WATCH: IDF officer gets prison for throwing stones at journalists

The incident is not the first time Israeli security officials have been documented attacking journalists at West Bank protests, and in the village of Nabi Saleh.

An IDF officer videotaped throwing rocks at Israeli and Palestinian photojournalists last week was sentenced to two weeks in prison. A second officer was sentenced to 30 days confinement on base.

In a video first published by +972 and Activestills on Friday, a deputy company commander can be seen throwing rocks at a freelance Israeli photojournalist and a Palestinian photographer who works for Agence France‑Presse (AFP). One of the officers also tackled the Israeli photographer, Haim Schwarczenberg.

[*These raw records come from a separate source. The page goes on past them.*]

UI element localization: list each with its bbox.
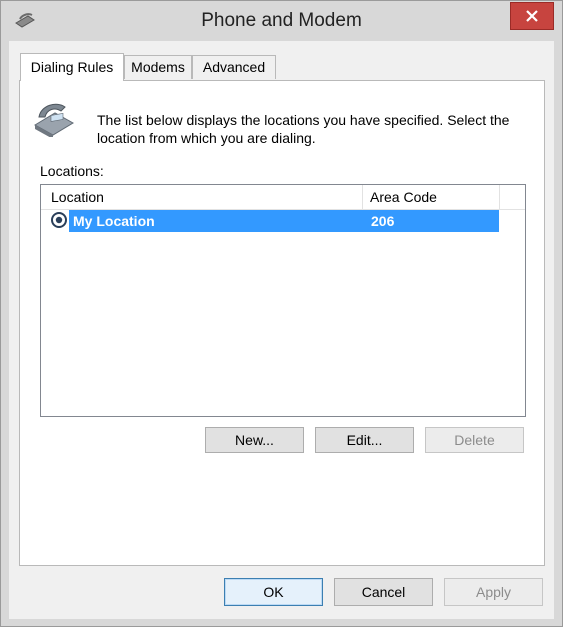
column-header-area-code[interactable]: Area Code (363, 185, 499, 209)
ok-button[interactable]: OK (224, 578, 323, 606)
dialog-window: Phone and Modem Dialing Rules Modems Adv… (0, 0, 563, 627)
locations-label: Locations: (40, 163, 104, 179)
list-header: Location Area Code (41, 185, 525, 210)
apply-button[interactable]: Apply (444, 578, 543, 606)
list-item[interactable]: My Location 206 (69, 210, 499, 232)
column-header-location[interactable]: Location (41, 185, 362, 209)
description-text: The list below displays the locations yo… (97, 112, 510, 146)
area-code-value: 206 (371, 213, 395, 229)
tab-advanced[interactable]: Advanced (192, 55, 276, 79)
edit-button[interactable]: Edit... (315, 427, 414, 453)
close-button[interactable] (510, 2, 554, 30)
column-divider[interactable] (499, 185, 500, 209)
tab-dialing-rules[interactable]: Dialing Rules (20, 53, 124, 81)
title-bar[interactable]: Phone and Modem (1, 1, 562, 41)
close-icon (526, 10, 538, 22)
telephone-icon (31, 99, 77, 140)
location-name: My Location (73, 213, 155, 229)
new-button[interactable]: New... (205, 427, 304, 453)
radio-selected-icon[interactable] (50, 211, 68, 229)
cancel-button[interactable]: Cancel (334, 578, 433, 606)
window-title: Phone and Modem (201, 10, 362, 31)
tab-modems[interactable]: Modems (124, 55, 192, 79)
dialog-client-area: Dialing Rules Modems Advanced The list b… (9, 41, 554, 619)
delete-button[interactable]: Delete (425, 427, 524, 453)
locations-list[interactable]: Location Area Code My Location 206 (40, 184, 526, 417)
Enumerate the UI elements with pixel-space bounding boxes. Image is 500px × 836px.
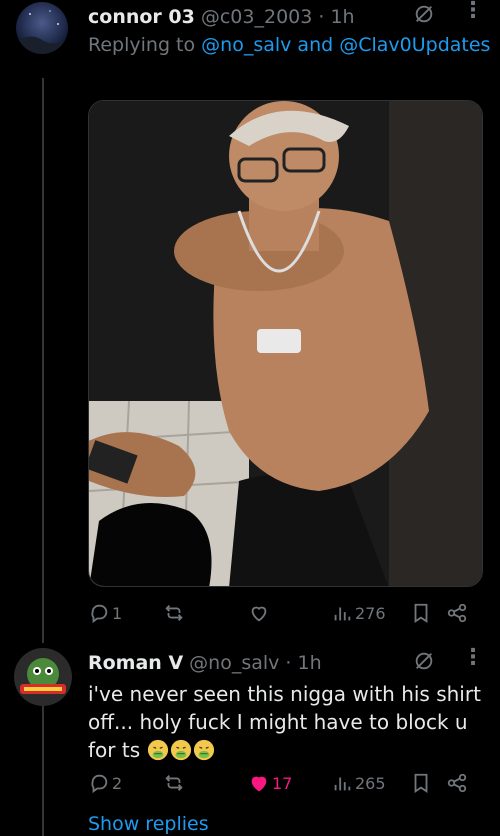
nauseated-face-emoji — [194, 739, 215, 761]
reply-button[interactable]: 2 — [88, 768, 122, 798]
views-icon — [334, 777, 351, 791]
like-button-active[interactable]: 17 — [248, 768, 292, 798]
retweet-button[interactable] — [163, 598, 185, 628]
share-button[interactable] — [446, 598, 468, 628]
views-button[interactable]: 276 — [331, 598, 386, 628]
share-button[interactable] — [446, 768, 468, 798]
tweet2-text: i've never seen this nigga with his shir… — [88, 680, 483, 764]
share-icon — [447, 773, 467, 793]
nauseated-face-emoji — [171, 739, 192, 761]
retweet-icon — [165, 775, 183, 791]
tweet1-media-image[interactable] — [88, 100, 483, 587]
thread-line — [42, 78, 44, 643]
bookmark-button[interactable] — [410, 768, 432, 798]
tweet2-header: Roman V @no_salv · 1h — [88, 652, 322, 674]
bookmark-icon — [414, 603, 428, 623]
thread-line-bottom — [42, 702, 44, 836]
tweet1-replying-to: Replying to @no_salv and @Clav0Updates — [88, 34, 490, 56]
like-icon — [251, 776, 267, 792]
bookmark-button[interactable] — [410, 598, 432, 628]
replying-prefix: Replying to — [88, 34, 202, 56]
like-button[interactable] — [248, 598, 270, 628]
nauseated-face-emoji — [148, 739, 169, 761]
show-replies-link[interactable]: Show replies — [88, 813, 209, 835]
like-count: 17 — [272, 773, 293, 793]
grok-icon[interactable] — [413, 3, 435, 25]
views-button[interactable]: 265 — [331, 768, 386, 798]
reply-button[interactable]: 1 — [88, 598, 122, 628]
reply-count: 2 — [112, 773, 123, 793]
tweet2-actions: 2 17 265 — [88, 768, 488, 798]
reply-count: 1 — [112, 603, 123, 623]
tweet1-header: connor 03 @c03_2003 · 1h — [88, 6, 355, 28]
bookmark-icon — [414, 773, 428, 793]
more-icon[interactable]: ⋮ — [462, 0, 484, 22]
tweet1-display-name[interactable]: connor 03 — [88, 6, 195, 28]
tweet1-actions: 1 276 — [88, 598, 488, 628]
avatar-connor[interactable] — [16, 2, 68, 54]
replying-users-link[interactable]: @no_salv and @Clav0Updates — [201, 34, 490, 56]
tweet1-handle-time[interactable]: @c03_2003 · 1h — [201, 6, 355, 28]
like-icon — [251, 606, 267, 622]
reply-icon — [91, 774, 108, 794]
views-count: 265 — [355, 773, 386, 793]
reply-icon — [91, 604, 108, 624]
more-icon[interactable]: ⋮ — [462, 647, 484, 669]
retweet-button[interactable] — [163, 768, 185, 798]
retweet-icon — [165, 605, 183, 621]
views-count: 276 — [355, 603, 386, 623]
views-icon — [334, 607, 351, 621]
grok-icon[interactable] — [413, 650, 435, 672]
tweet2-handle-time[interactable]: @no_salv · 1h — [189, 652, 321, 674]
tweet2-display-name[interactable]: Roman V — [88, 652, 183, 674]
avatar-roman[interactable] — [14, 648, 72, 706]
share-icon — [447, 603, 467, 623]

A brigade-level disciplinary hearing sentenced the two officers from the Kfir Brigade for their conduct, Haaretz reported.

Before watching video of the incident provided to it by +972, the IDF Spokesperson described the officers’ behavior toward the journalists as “reasonable force.”

After watching the +972 video, the military spokesperson said the incident would be looked into and later told Haaretz that “the behavior seen in the video is reprehensible.”

Although the IDF Spokesperson’s Unit provided +972 with two separate statements on the video last week, it has yet to respond to our queries following the sentencing of the two officers. This post will be updated if and when a response is received.

The incident is far from the first time Israeli security officials have been documented attacking journalists and human rights workers in Nabi Saleh and at other regular protests in the West Bank.

Israel is currently imprisoning or detaining 20 Palestinian journalists, including some who are held without charge or trial under administrative detention, according to the Palestinian Journalists’ Syndicate.

Late last year the Israeli cabinet approved a draft measure that would increase the criminal penalty for stone-throwing to 20 years in prison. The measure would not apply to the West Bank, however, which due to its status as occupied territory falls under military law.